Isotopically resolved neutron total cross sections at intermediate energies

TL;DR

This study measures neutron total cross sections for various isotopes at intermediate energies using advanced digitizer technology, providing data to improve optical models and understand nuclear structure.

Contribution

It introduces a new digitizer-based measurement method for neutron cross sections and applies dispersive optical model analyses to validate their effectiveness.

Findings

Measured neutron total cross sections for multiple isotopes from 3 to 450 MeV.

Validated the dispersive optical model for different nuclear systems.

Reaffirmed the use of high-energy proton reactions to study nuclear structure.

Abstract

The neutron total cross sections $\sigma_{tot}$ of $^{16,18}$O, $^{58,64}$Ni, $^{103}$Rh, and $^{112,124}$Sn have been measured at the Los Alamos Neutron Science Center (LANSCE) from low to intermediate energies (3 $\leq E_{lab} \leq$ 450 MeV) by leveraging waveform-digitizer technology.
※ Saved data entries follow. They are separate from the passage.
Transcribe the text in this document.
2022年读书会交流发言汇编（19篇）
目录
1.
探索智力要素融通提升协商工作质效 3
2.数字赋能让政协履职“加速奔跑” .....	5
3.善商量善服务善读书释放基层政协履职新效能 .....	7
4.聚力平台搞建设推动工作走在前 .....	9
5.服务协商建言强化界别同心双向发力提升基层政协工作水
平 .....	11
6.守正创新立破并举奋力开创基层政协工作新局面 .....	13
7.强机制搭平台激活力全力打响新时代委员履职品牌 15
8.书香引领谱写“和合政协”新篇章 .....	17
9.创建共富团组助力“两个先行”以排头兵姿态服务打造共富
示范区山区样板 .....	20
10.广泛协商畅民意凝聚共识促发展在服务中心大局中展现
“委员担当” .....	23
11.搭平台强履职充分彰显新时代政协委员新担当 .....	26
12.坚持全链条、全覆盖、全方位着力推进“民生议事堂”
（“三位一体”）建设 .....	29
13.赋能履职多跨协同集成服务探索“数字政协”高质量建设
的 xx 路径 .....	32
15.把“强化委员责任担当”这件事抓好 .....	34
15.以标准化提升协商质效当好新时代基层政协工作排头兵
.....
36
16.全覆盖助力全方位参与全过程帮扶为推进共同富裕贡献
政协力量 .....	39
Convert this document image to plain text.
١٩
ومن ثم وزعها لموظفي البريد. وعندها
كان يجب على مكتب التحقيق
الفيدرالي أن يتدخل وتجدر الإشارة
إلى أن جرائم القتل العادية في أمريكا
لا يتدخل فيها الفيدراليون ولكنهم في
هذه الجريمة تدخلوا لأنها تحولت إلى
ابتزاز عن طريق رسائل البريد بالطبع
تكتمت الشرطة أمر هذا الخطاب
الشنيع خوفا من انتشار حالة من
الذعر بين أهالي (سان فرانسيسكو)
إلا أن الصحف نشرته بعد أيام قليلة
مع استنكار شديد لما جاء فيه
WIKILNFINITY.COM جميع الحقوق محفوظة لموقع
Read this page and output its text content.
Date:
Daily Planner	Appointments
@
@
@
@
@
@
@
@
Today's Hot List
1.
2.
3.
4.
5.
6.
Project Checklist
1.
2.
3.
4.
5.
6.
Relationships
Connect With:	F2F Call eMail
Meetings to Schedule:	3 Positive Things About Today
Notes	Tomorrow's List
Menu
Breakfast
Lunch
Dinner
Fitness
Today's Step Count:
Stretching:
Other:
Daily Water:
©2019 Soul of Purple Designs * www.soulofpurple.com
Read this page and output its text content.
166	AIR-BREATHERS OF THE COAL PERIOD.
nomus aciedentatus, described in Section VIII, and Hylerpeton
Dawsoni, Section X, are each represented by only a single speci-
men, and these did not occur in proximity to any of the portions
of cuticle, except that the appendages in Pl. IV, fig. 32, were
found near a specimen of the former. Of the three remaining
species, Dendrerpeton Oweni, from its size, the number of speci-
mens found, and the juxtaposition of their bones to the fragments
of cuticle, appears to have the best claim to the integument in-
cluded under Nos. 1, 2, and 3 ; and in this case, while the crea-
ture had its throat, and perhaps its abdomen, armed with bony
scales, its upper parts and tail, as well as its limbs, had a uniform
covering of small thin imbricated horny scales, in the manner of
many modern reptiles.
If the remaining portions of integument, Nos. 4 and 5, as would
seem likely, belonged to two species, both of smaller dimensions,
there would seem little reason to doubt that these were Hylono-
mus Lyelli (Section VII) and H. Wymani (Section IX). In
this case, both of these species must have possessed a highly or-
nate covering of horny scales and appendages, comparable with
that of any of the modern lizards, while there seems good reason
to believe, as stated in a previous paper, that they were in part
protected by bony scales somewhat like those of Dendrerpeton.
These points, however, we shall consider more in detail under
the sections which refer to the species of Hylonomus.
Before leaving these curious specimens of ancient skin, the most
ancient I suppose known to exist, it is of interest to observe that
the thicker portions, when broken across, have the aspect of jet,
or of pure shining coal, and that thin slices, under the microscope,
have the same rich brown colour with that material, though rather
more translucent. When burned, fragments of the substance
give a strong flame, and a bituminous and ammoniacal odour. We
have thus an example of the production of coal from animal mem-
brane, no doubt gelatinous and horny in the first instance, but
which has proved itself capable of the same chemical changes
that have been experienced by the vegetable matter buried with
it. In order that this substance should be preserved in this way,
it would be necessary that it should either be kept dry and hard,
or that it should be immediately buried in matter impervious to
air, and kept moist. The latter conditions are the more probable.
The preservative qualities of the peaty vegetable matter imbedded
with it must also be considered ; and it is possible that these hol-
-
The $\sigma_{tot}$ relative differences between isotopes are presented, revealing additional information about the isovector components needed for an accurate optical-model description away from stability. Digitizer-enabled $\sigma_{tot}$-measurement techniques are discussed and a series of uncertainty-quantified dispersive optical model (DOM) analyses using these new data is presented, validating the use of the DOM for modeling light systems ($^{16,18}$O) and systems with open neutron shells ($^{58,64}$Ni and $^{112,124}$Sn). The valence-nucleon spectroscopic factors extracted for each isotope reaffirm the usefulness of high-energy proton reaction cross sections for characterizing depletion from the mean-field expectation.